System administrators are deeply involved in guiding CALAPRS’ educational program content and course design. Members of the CALAPRS Board serves on committees that develop programs and serve as liaisons to roundtables and staff training. Within many of the programs CALAPRS offers, administrators volunteer their time to serve as facilitators, moderators, and course deans where needed. This involvement assures that CALAPRS’ programs maintain a high level of consistent quality and relevance to address the needs of system members.

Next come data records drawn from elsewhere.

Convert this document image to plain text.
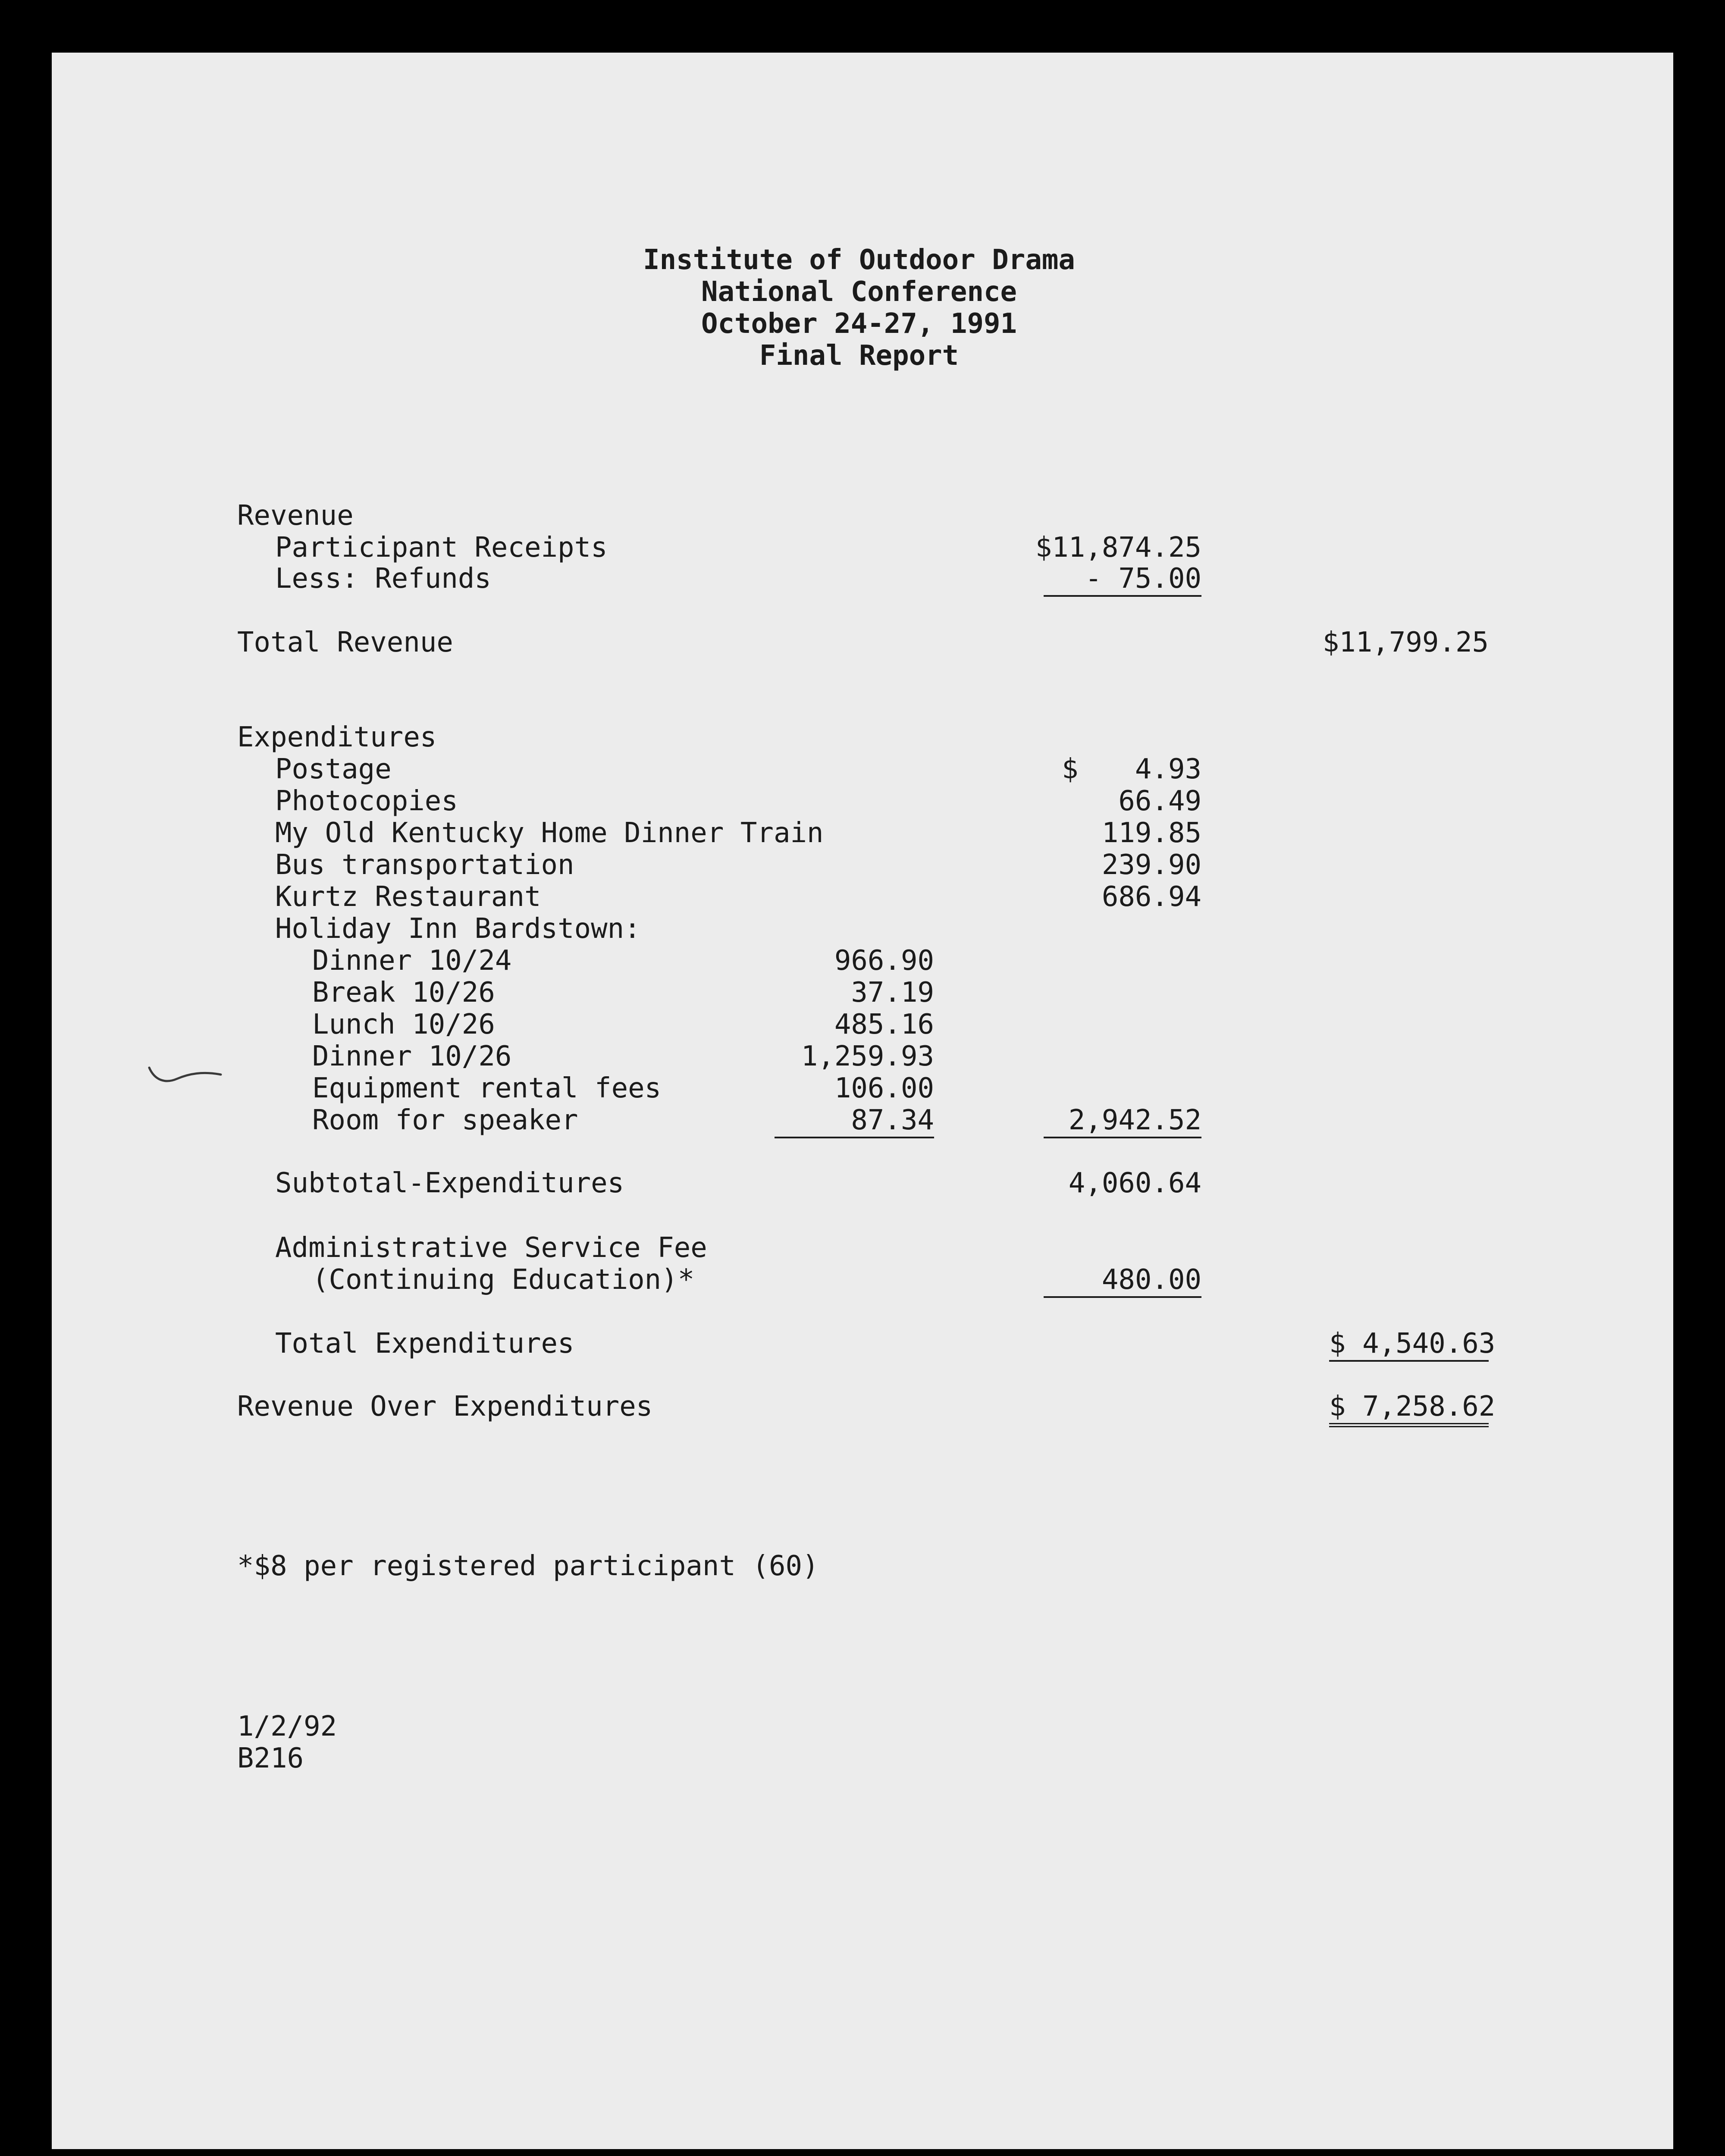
Institute of Outdoor Drama
National Conference
October 24-27, 1991
Final Report
Revenue
Participant Receipts	$11,874.25
Less: Refunds	- 75.00
Total Revenue	$11,799.25
Expenditures
Postage	$	4.93
Photocopies	66.49
My Old Kentucky Home Dinner Train	119.85
Bus transportation	239.90
Kurtz Restaurant	686.94
Holiday Inn Bardstown:
Dinner 10/24	966.90
Break 10/26	37.19
Lunch 10/26	485.16
Dinner 10/26	1,259.93
Equipment rental fees	106.00
Room for speaker	87.34	2,942.52
Subtotal-Expenditures	4,060.64
Administrative Service Fee
(Continuing Education)*	480.00
Total Expenditures	$ 4,540.63
Revenue Over Expenditures	$ 7,258.62
*$8 per registered participant (60)
1/2/92
B216
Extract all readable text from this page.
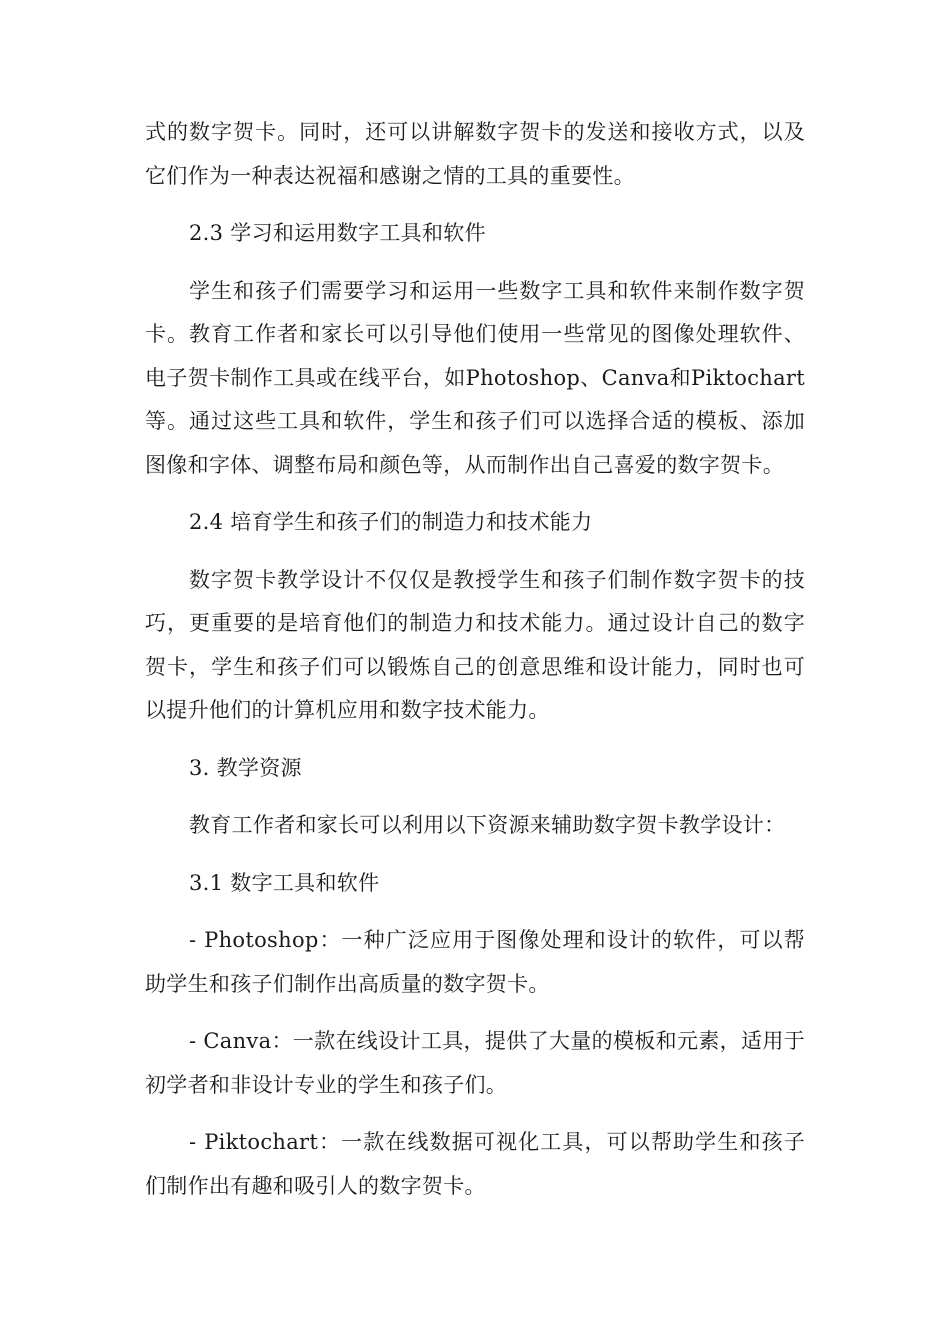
式的数字贺卡。同时，还可以讲解数字贺卡的发送和接收方式，以及它们作为一种表达祝福和感谢之情的工具的重要性。

2.3 学习和运用数字工具和软件

学生和孩子们需要学习和运用一些数字工具和软件来制作数字贺卡。教育工作者和家长可以引导他们使用一些常见的图像处理软件、电子贺卡制作工具或在线平台，如Photoshop、Canva和Piktochart等。通过这些工具和软件，学生和孩子们可以选择合适的模板、添加图像和字体、调整布局和颜色等，从而制作出自己喜爱的数字贺卡。

2.4 培育学生和孩子们的制造力和技术能力

数字贺卡教学设计不仅仅是教授学生和孩子们制作数字贺卡的技巧，更重要的是培育他们的制造力和技术能力。通过设计自己的数字贺卡，学生和孩子们可以锻炼自己的创意思维和设计能力，同时也可以提升他们的计算机应用和数字技术能力。

3. 教学资源

教育工作者和家长可以利用以下资源来辅助数字贺卡教学设计：

3.1 数字工具和软件

- Photoshop：一种广泛应用于图像处理和设计的软件，可以帮助学生和孩子们制作出高质量的数字贺卡。

- Canva：一款在线设计工具，提供了大量的模板和元素，适用于初学者和非设计专业的学生和孩子们。

- Piktochart：一款在线数据可视化工具，可以帮助学生和孩子们制作出有趣和吸引人的数字贺卡。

The CALAPRS Principles of Pension Management for Trustees Course was held at Stanford for over 15 years. The course was designed and run by Sid McCausland, who should be credited for its thoroughness in covering the topics new trustees need to know and for which you can't find training anywhere else. Following the success of the Principles class, in 2013 CALAPRS launched an Advanced Principles of Pension Management for Trustees Course with the Anderson School of Executive Education at UCLA. In 2015, CALAPRS relocated its Principles of Pension Management for Trustees from Stanford to the Pepperdine University Campus. In 2016, CALAPRS held its 31st General Assembly at Indian Wells attended by over 300 system and sponsor representative attendees. Planning is now underway for the 32nd General Assembly taking place in Monterey, March 4-7, 2017.
As you can see by reading this history, recounted in large part by Rich Goss, the vision and mission of our CALAPRS founders more than three decades ago continues to be delivered as strong as ever today: CALAPRS’ mission is to educate and inform the trustees and staff of the member systems through its forums for sharing information and exchanging ideas.
To all those mentioned in this article and to those who may not have been mentioned here, but who have contributed to CALAPRS along the way as a trustee, an administrator, a staff member, a board member, a teacher, a mentor – THANK YOU! You are responsible for creating this exceptional resource for public retirement systems and making CALAPRS the valuable and relevant organization it is today.